What is the Marxist view on this debate?  Well, in my view, the Keynesians and Austrian are both right and wrong.  Rising government debt and even rising corporate debt does not have to be a problem if economies recover to achieve and sustain a good rate of real GDP growth and profits for companies.  Government debt to GDP ratios can be reduced or at least managed if GDP growth is higher than the going interest rate.  So the Keynesians are right and the Austrians wrong here.
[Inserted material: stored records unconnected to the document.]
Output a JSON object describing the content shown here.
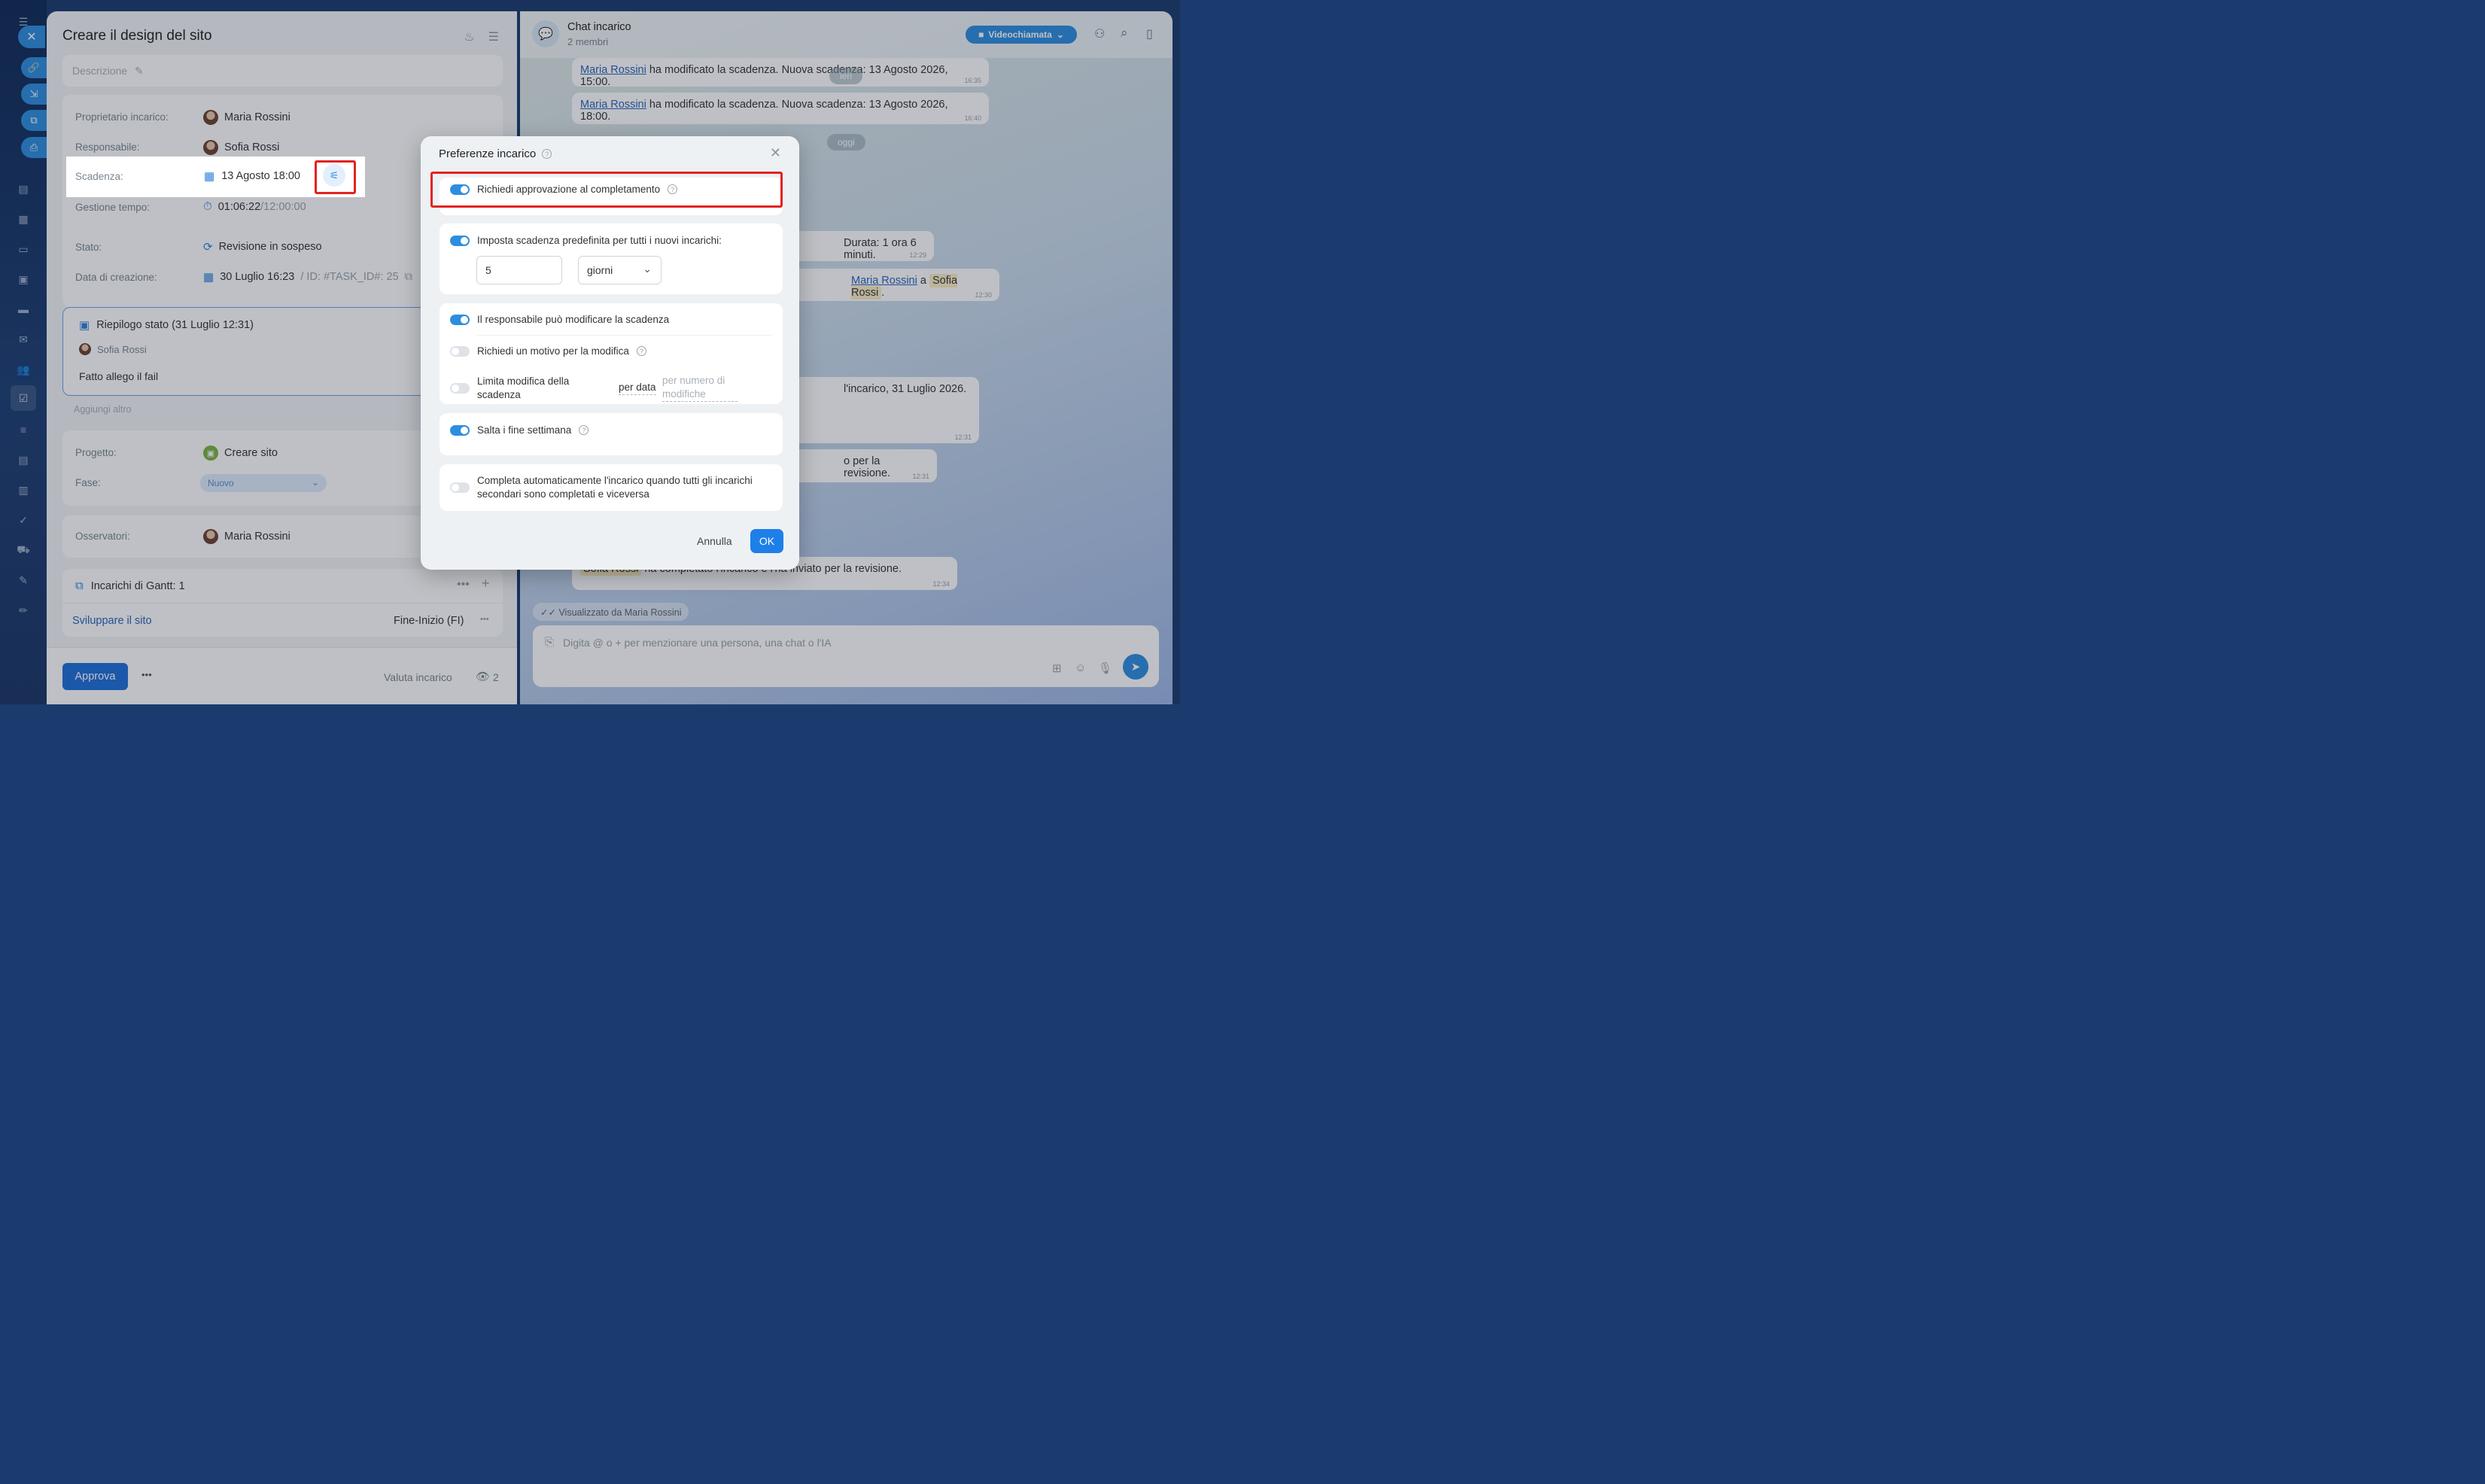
{
  "task": {
    "title": "Creare il design del sito",
    "description_placeholder": "Descrizione",
    "owner_label": "Proprietario incarico:",
    "owner": "Maria Rossini",
    "responsible_label": "Responsabile:",
    "responsible": "Sofia Rossi",
    "deadline_label": "Scadenza:",
    "deadline": "13 Agosto 18:00",
    "time_label": "Gestione tempo:",
    "time_spent": "01:06:22",
    "time_total": "/12:00:00",
    "status_label": "Stato:",
    "status": "Revisione in sospeso",
    "created_label": "Data di creazione:",
    "created": "30 Luglio 16:23",
    "task_id": "/  ID: #TASK_ID#: 25",
    "summary_title": "Riepilogo stato (31 Luglio 12:31)",
    "summary_author": "Sofia Rossi",
    "summary_text": "Fatto allego il fail",
    "add_more": "Aggiungi altro",
    "project_label": "Progetto:",
    "project": "Creare sito",
    "phase_label": "Fase:",
    "phase": "Nuovo",
    "observers_label": "Osservatori:",
    "observer": "Maria Rossini",
    "gantt_title": "Incarichi di Gantt: 1",
    "gantt_item": "Sviluppare il sito",
    "gantt_type": "Fine-Inizio (FI)",
    "approve_button": "Approva",
    "rate_task": "Valuta incarico",
    "views_count": "2"
  },
  "chat": {
    "title": "Chat incarico",
    "members": "2 membri",
    "video_button": "Videochiamata",
    "date_ieri": "ieri",
    "date_oggi": "oggi",
    "messages": [
      {
        "user": "Maria Rossini",
        "text": " ha modificato la scadenza. Nuova scadenza: 13 Agosto 2026, 15:00.",
        "time": "16:35"
      },
      {
        "user": "Maria Rossini",
        "text": " ha modificato la scadenza. Nuova scadenza: 13 Agosto 2026, 18:00.",
        "time": "16:40"
      },
      {
        "text": "Durata: 1 ora 6 minuti.",
        "time": "12:29"
      },
      {
        "user": "Maria Rossini",
        "mid": " a ",
        "user2": "Sofia Rossi",
        "end": ".",
        "time": "12:30"
      },
      {
        "text": "l'incarico, 31 Luglio 2026.",
        "time": "12:31"
      },
      {
        "text": "o per la revisione.",
        "time": "12:31"
      },
      {
        "user": "Sofia Rossi",
        "text": " ha completato l'incarico e l'ha inviato per la revisione.",
        "time": "12:34"
      }
    ],
    "seen": "Visualizzato da Maria Rossini",
    "input_placeholder": "Digita @ o + per menzionare una persona, una chat o l'IA"
  },
  "modal": {
    "title": "Preferenze incarico",
    "opt_approval": "Richiedi approvazione al completamento",
    "opt_default_deadline": "Imposta scadenza predefinita per tutti i nuovi incarichi:",
    "default_deadline_value": "5",
    "default_deadline_unit": "giorni",
    "opt_responsible_edit": "Il responsabile può modificare la scadenza",
    "opt_require_reason": "Richiedi un motivo per la modifica",
    "opt_limit_edit": "Limita modifica della scadenza",
    "limit_by_date": "per data",
    "limit_by_count": "per numero di modifiche",
    "opt_skip_weekends": "Salta i fine settimana",
    "opt_auto_complete": "Completa automaticamente l'incarico quando tutti gli incarichi secondari sono completati e viceversa",
    "cancel_button": "Annulla",
    "ok_button": "OK"
  }
}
But the Austrians are right that the continual rise in fictitious capital rather than investment in productive capital is laying the basis for a crash down the road if economic recovery should falter.  Once a drug user is addicted, it is difficult to wean the user off the drug while 'cold turkey’ could kill the patient.  As Plender put it: “The imperative should rather be to ensure that the post-pandemic debt splurge finds its way into productive investment.” Exactly, but how can that be done if capitalists do not want to invest productively?  What decides the level of productive investment is its profitability for capitalists and its profitability compared to the 'search for yield’ from stock and bond market speculation that QE has bred.

Let me repeat yet again the words of Michael Pettis, a firm Keynesian economist: “the bottom line is this: if the government can spend additional funds in ways that make GDP grow faster than debt, politicians don’t have to worry about runaway inflation or the piling up of debt. But if this money isn’t used productively, the opposite is true.”  That’s because “creating or borrowing money does not increase a country’s wealth unless doing so results directly or indirectly in an increase in productive investment…If US companies are reluctant to invest not because the cost of capital is high but rather because expected profitability is low, they are unlikely to respond ….by investing more.”

Profitability in the productive sectors of the major economies was near an all-time low before the pandemic struck.  The pandemic slump took profitability down further and no doubt it is recovering fast right now.  But will profitability get up to levels that will sustain productivity-enhancing investment in the next few years, especially if wage rises start to squeeze profit margins?

That issue will not be part of the debate at Jackson Hole this week.